Dimana pemerintah daerah berkewajiban menyampaikan LKPD paling lambat tiga bulan setelah tahun anggaran berakhir terdiri atas neraca, laporan perubahan ekuitas, laporan operasional, laporan realisasi anggaran, laporan perubahan saldo anggaran lebih, laporan arus kas dan catatan akhir atas laporan keuangan.
Bupati Teluk Bintuni Ir Petrus Kasihiw,M,T dalam acara penyampaian LKPD tahun anggaran 2021 bersama Pemda Raja Ampat, Fakfak dan Kaimana mengatakan bahwa 2021 merupakan tahun ketujuh bagi seluruh pemerintah daerah seluruh indonesia menerapkan sistim akuntansi berbasis akrual.
Dengan penerapan LKPD berbasis akrual, pemerintah daerah dapat komprehensif untuk menyajikan seluruh hak, kewajiban dan kekayaan, perubahan kekayaan, hasil operasi realisasi anggaran dan sisa anggaran lebih.
Namun disadari Kata Kasihiw bahwa kondisi pengelolaan keuangan pemerintah daerah sampai saat ini belum sempurna dan masih membutuhkan arahan serta bimbingan dari BPK RI Perwakilan Papua Barat sehingga kualitas pengelolaan lebih akuntabel dan diharapkan akan memperoleh opini yang lebih baik.
“Sebagaimana kita pahami bersama opini BPK atas LKPD merupakan cerminan dan indicator penilaian akuntabilitas pemerintah daerah, juga akan menciptakan reputasi yang dapat menaikan atau menurunkan tingkat kepercayaan masyarakat terhadap pemerintah,” ungkap Bupati Teluk Bintuni di kantor BPR RI Perwakilan Papua Barat, Rabu (23/3/2022).

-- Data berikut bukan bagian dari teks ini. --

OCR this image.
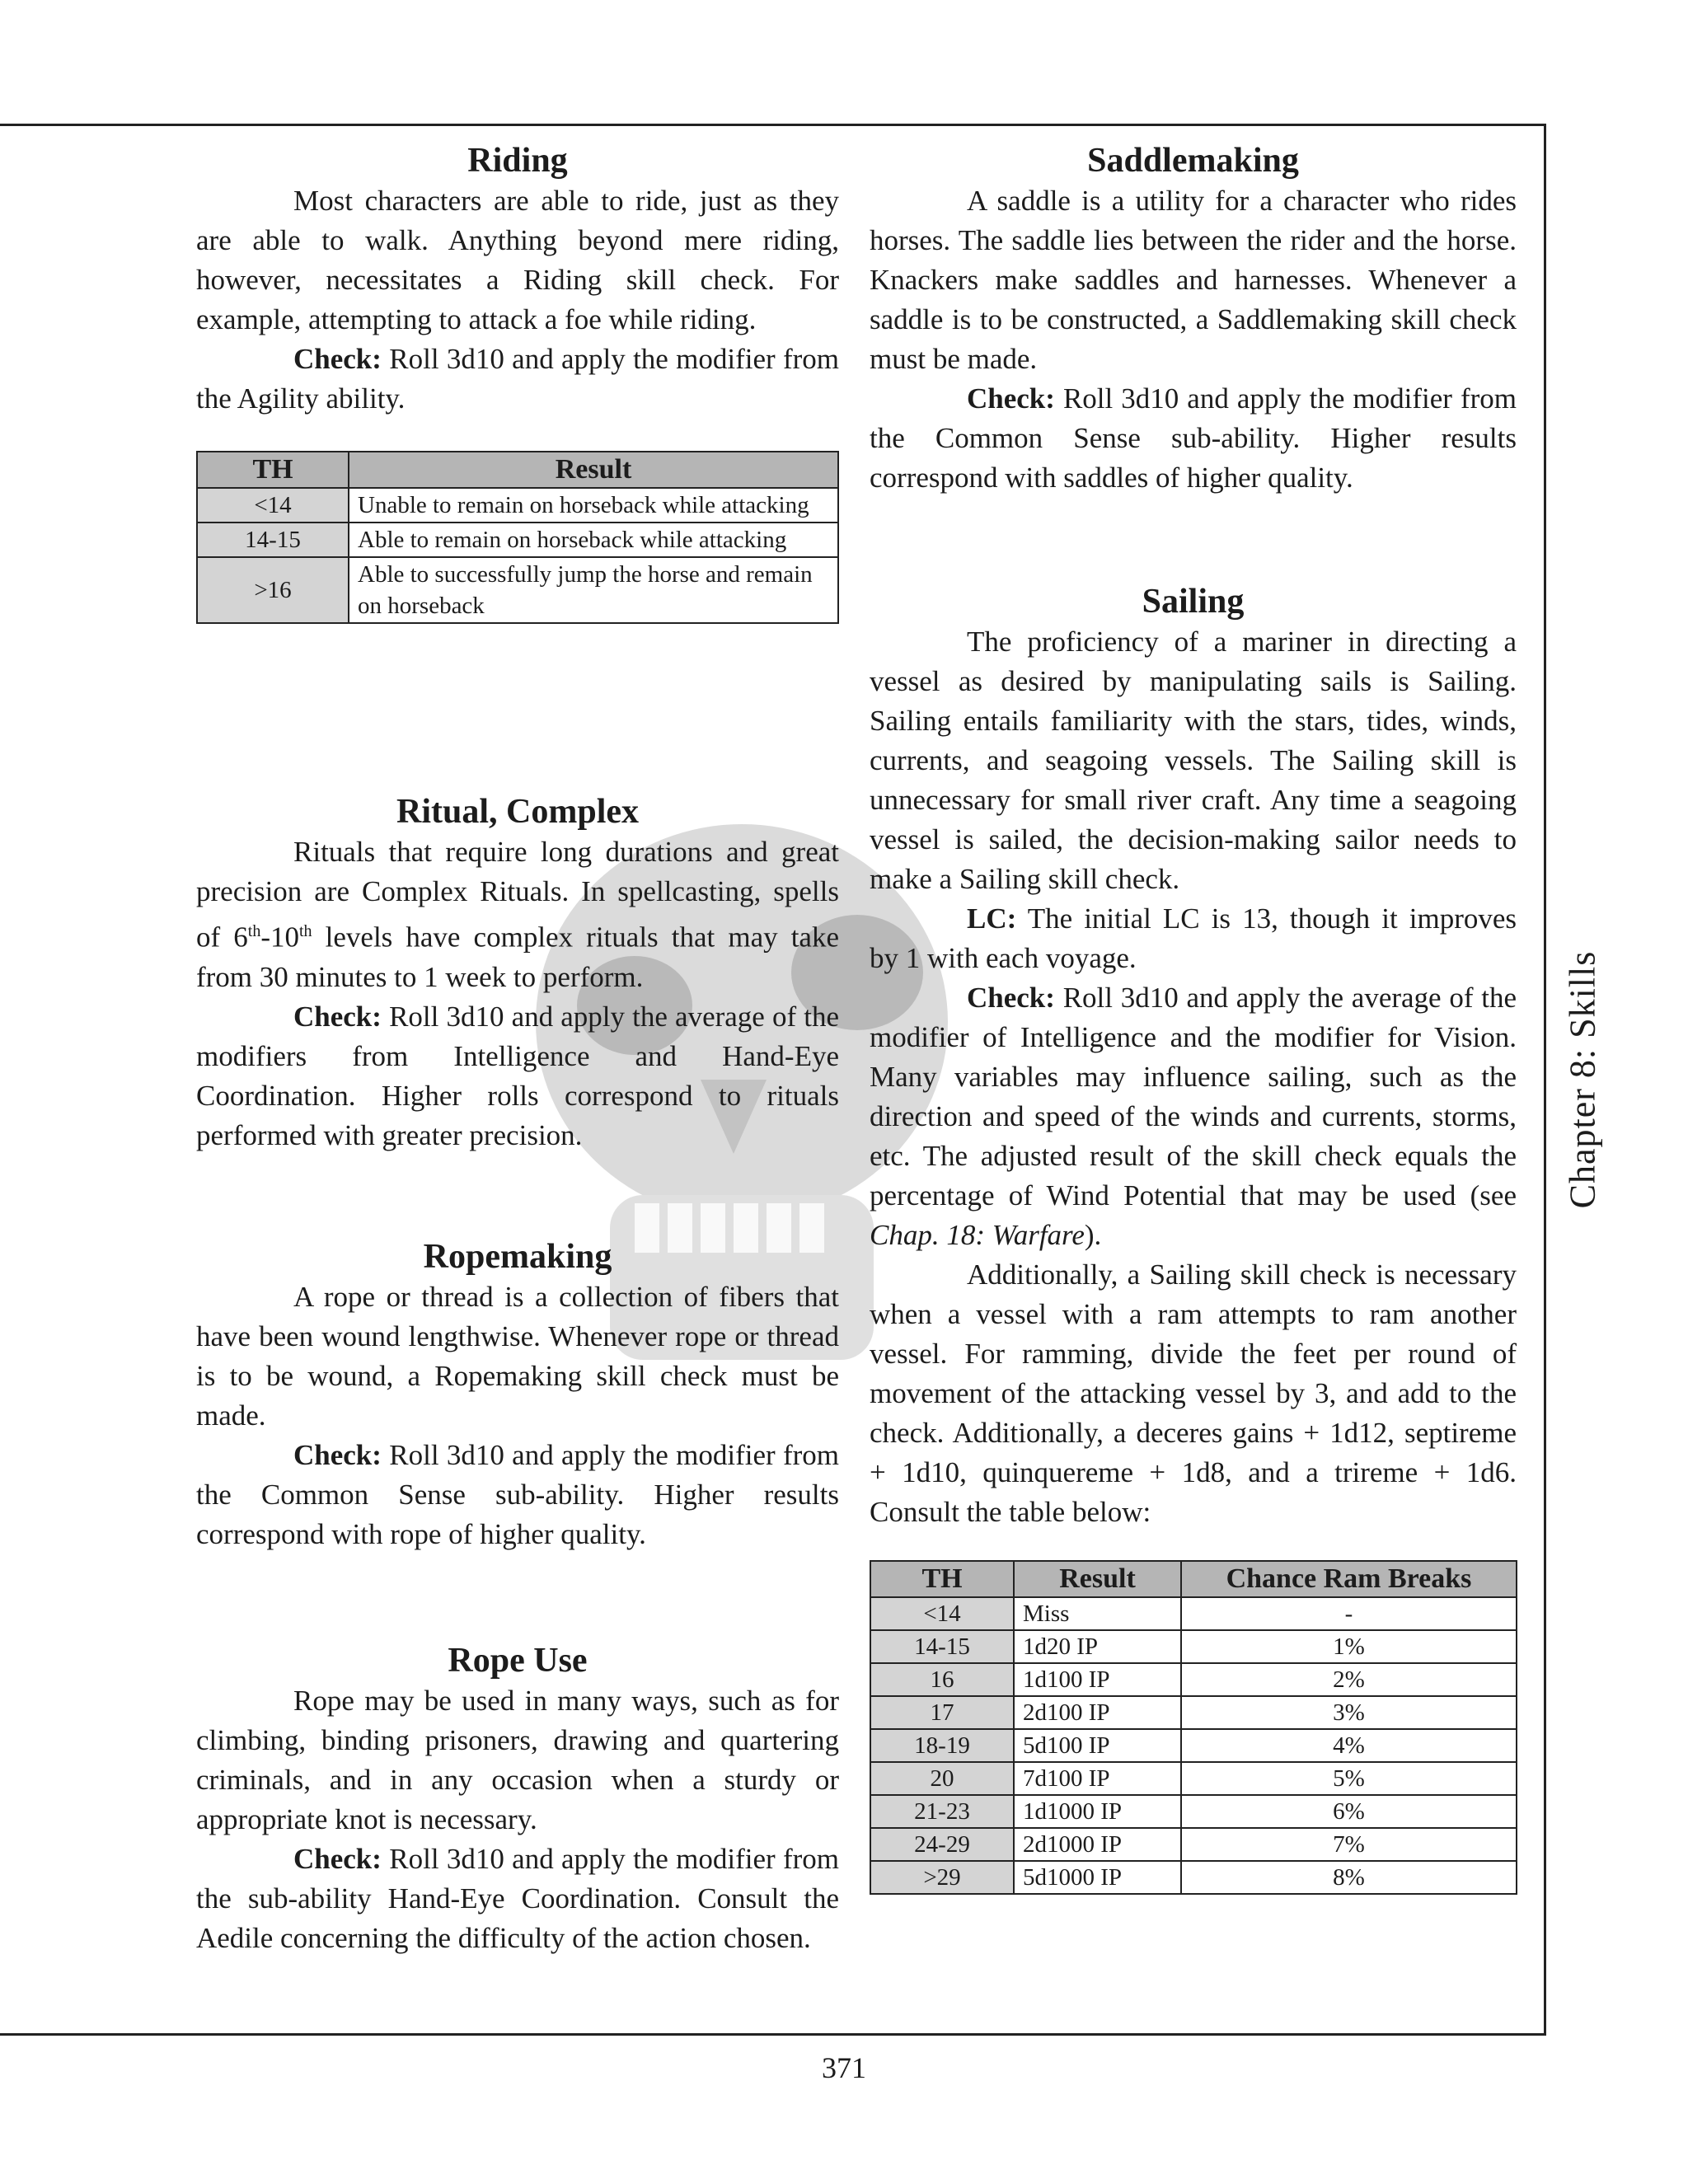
Chapter 8: Skills
Riding

Most characters are able to ride, just as they are able to walk. Anything beyond mere riding, however, necessitates a Riding skill check. For example, attempting to attack a foe while riding.

Check: Roll 3d10 and apply the modifier from the Agility ability.

Ritual, Complex

Rituals that require long durations and great precision are Complex Rituals. In spellcasting, spells of 6th-10th levels have complex rituals that may take from 30 minutes to 1 week to perform.

Check: Roll 3d10 and apply the average of the modifiers from Intelligence and Hand-Eye Coordination. Higher rolls correspond to rituals performed with greater precision.

Ropemaking

A rope or thread is a collection of fibers that have been wound lengthwise. Whenever rope or thread is to be wound, a Ropemaking skill check must be made.

Check: Roll 3d10 and apply the modifier from the Common Sense sub-ability. Higher results correspond with rope of higher quality.

Rope Use

Rope may be used in many ways, such as for climbing, binding prisoners, drawing and quartering criminals, and in any occasion when a sturdy or appropriate knot is necessary.

Check: Roll 3d10 and apply the modifier from the sub-ability Hand-Eye Coordination. Consult the Aedile concerning the difficulty of the action chosen.

TH	Result
<14	Unable to remain on horseback while attacking
14-15	Able to remain on horseback while attacking
>16	Able to successfully jump the horse and remain on horseback
Saddlemaking

A saddle is a utility for a character who rides horses. The saddle lies between the rider and the horse. Knackers make saddles and harnesses. Whenever a saddle is to be constructed, a Saddlemaking skill check must be made.

Check: Roll 3d10 and apply the modifier from the Common Sense sub-ability. Higher results correspond with saddles of higher quality.

Sailing

The proficiency of a mariner in directing a vessel as desired by manipulating sails is Sailing. Sailing entails familiarity with the stars, tides, winds, currents, and seagoing vessels. The Sailing skill is unnecessary for small river craft. Any time a seagoing vessel is sailed, the decision-making sailor needs to make a Sailing skill check.

LC: The initial LC is 13, though it improves by 1 with each voyage.

Check: Roll 3d10 and apply the average of the modifier of Intelligence and the modifier for Vision. Many variables may influence sailing, such as the direction and speed of the winds and currents, storms, etc. The adjusted result of the skill check equals the percentage of Wind Potential that may be used (see Chap. 18: Warfare).

Additionally, a Sailing skill check is necessary when a vessel with a ram attempts to ram another vessel. For ramming, divide the feet per round of movement of the attacking vessel by 3, and add to the check. Additionally, a deceres gains + 1d12, septireme + 1d10, quinquereme + 1d8, and a trireme + 1d6. Consult the table below:

TH	Result	Chance Ram Breaks
<14	Miss	-
14-15	1d20 IP	1%
16	1d100 IP	2%
17	2d100 IP	3%
18-19	5d100 IP	4%
20	7d100 IP	5%
21-23	1d1000 IP	6%
24-29	2d1000 IP	7%
>29	5d1000 IP	8%
371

Lebih lanjut dikatakan Bupati Kasihiw bahwa opini WTP bukan tolak ukur kesejahteraan namun masih menuju ke kesejahteraan itu, tetapi paling tidak menjadi cerminan pengelolaan keuangan daerah sudah pada jalur yang benar.
Sementara itu Kepala BPK-RI Perwakilan Provinsi Papua Barat Muhammad Abidin mengapresiasi pemerintah daerah yang sudah menyiapkan infrastruktur akuntansi berbasis akrual.